Wednesday, January 15, 2014

Remember the Poor

"They asked us to remember the poor"
Galatians 2:10

In preparation for this Sunday's sermon, I've been reading through the first two chapters of Galatians. The entire section is a call for the church not to abandon the Gospel, but to hold firm to its truths. In Galatians 2:7-9 Paul is describing his own ministry of preaching the Gospel to the Gentiles. Of course, this was controversial in Paul's day as the Jews and Gentiles didn't exactly get along.

But here Paul is defending his ministry, saying that even the other apostles recognized the legitimacy and necessity of what Paul and Barnabas were doing. He says that James, Peter, and John "perceived the grace that was given" to him (v.9) and endorsed his ministry. For all involved, the ministry of evangelism (and thus church planting) was the foremost ministry of the church.

OK. Being someone who loves the Gospel I get this. I can understand why preaching about Christ is important to Peter, James, and John. I understand why they were excited about what Paul and Barnabas proposed to do.

But then I noticed the next verse (Galatians 2:10).
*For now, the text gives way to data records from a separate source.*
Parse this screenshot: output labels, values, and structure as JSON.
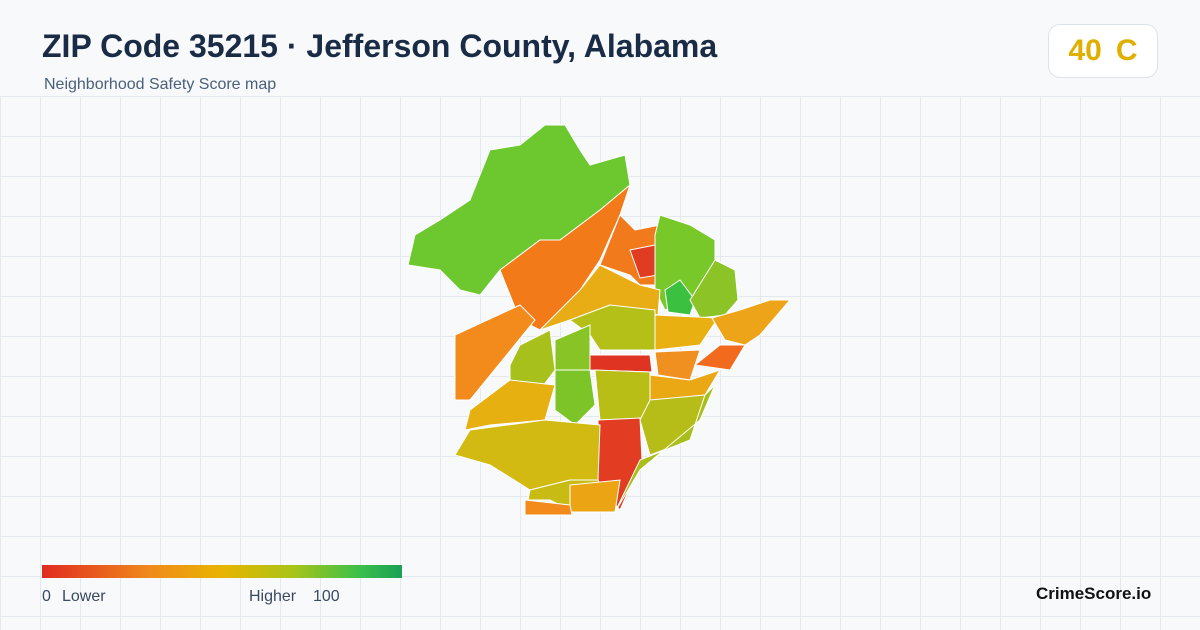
{
  "header": {
    "title": "ZIP Code 35215 · Jefferson County, Alabama",
    "subtitle": "Neighborhood Safety Score map"
  },
  "score": {
    "value": 40,
    "grade": "C"
  },
  "legend": {
    "min": 0,
    "min_label": "Lower",
    "max_label": "Higher",
    "max": 100
  },
  "brand": "CrimeScore.io"
}
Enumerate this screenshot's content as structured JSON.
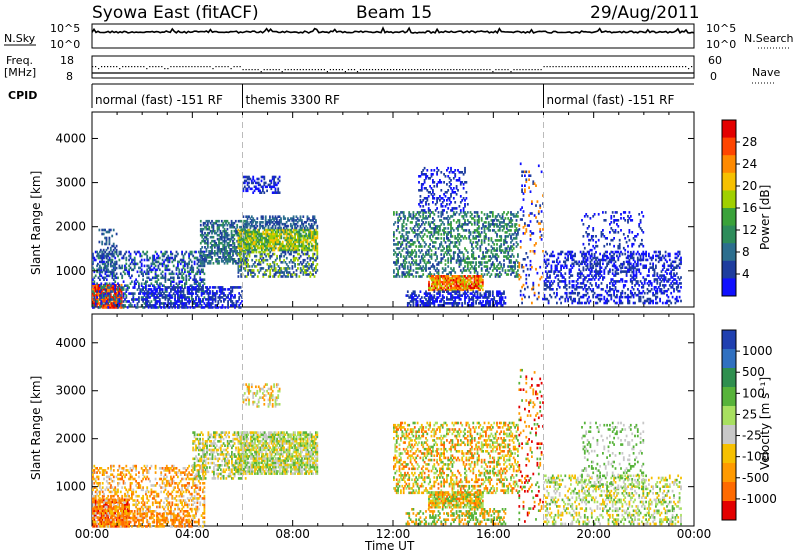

Before sending Paul and Barnabas on their way to preach the Gospel, the three apostles gave one stipulation: "Only they asked us to remember the poor, the very thing I was eager to do."

Remember the poor.

I grew up in deeply conservative circles that were suspicious of anything that looked like 'social action'. Evangelism was simply (and only) preaching the Gospel. Now, I also knew conservative believers and entire churches that were generous and helpful to the poor, but sadly the loudest voices in the ultra-Fundamentalist movement were often those decrying such efforts. At the very least, "missions" and "benevolence" were seen as two distinct categories. One was necessary, and the other a good idea if you had the time and resources.

Another error also exists. Currently we exist in an Evangelical world that equates providing clean water or teaching sustainable agricultural techniques as  being "missions". One is often considered a missionary if he serves overseas as a doctor, engineer, or social advocate, regardless of whether or not he ever shares Christ.

I see the apostles shunning and strongly repudiating both of the above views.

Missions is always Gospel-centered. It always involves something we say. The oft-cited (but highly dubious) quote from Francis of Assisi may sound faithful, but the Gospel writers would have reacted in horror (he supposedly said, "Preach the Gospel always, and when necessary use words"). Words are always necessary. Elsewhere Paul asks rhetorically, "and how are they to believe in him of whom they have never heard? And how are they to hear without someone preaching" (Rom 10:14)?

But just as much as the missional activity of the church requires (always) the preaching of the Gospel, it also requires more. Peter, James, and John believed a concern for the poor was important enough to make it a mandate for Paul and Barnabas. 

Paul took this council to heart, because he frequently exhorted the Gentile church to help out the poor believer in Judea (Acts 24:17; Rm 15:25-27; 1 Cor 16:1-4).

Think about that! In what is perhaps the earliest recorded commissioning of a missionary, the apostles refuse to endorse or approve the missional activity unless it includes a component of trying to help relieve the physical & emotional sufferings of the poor.

Or to put it another way, any church today that does not have a ministry to the poor does not have the blessing of the apostles.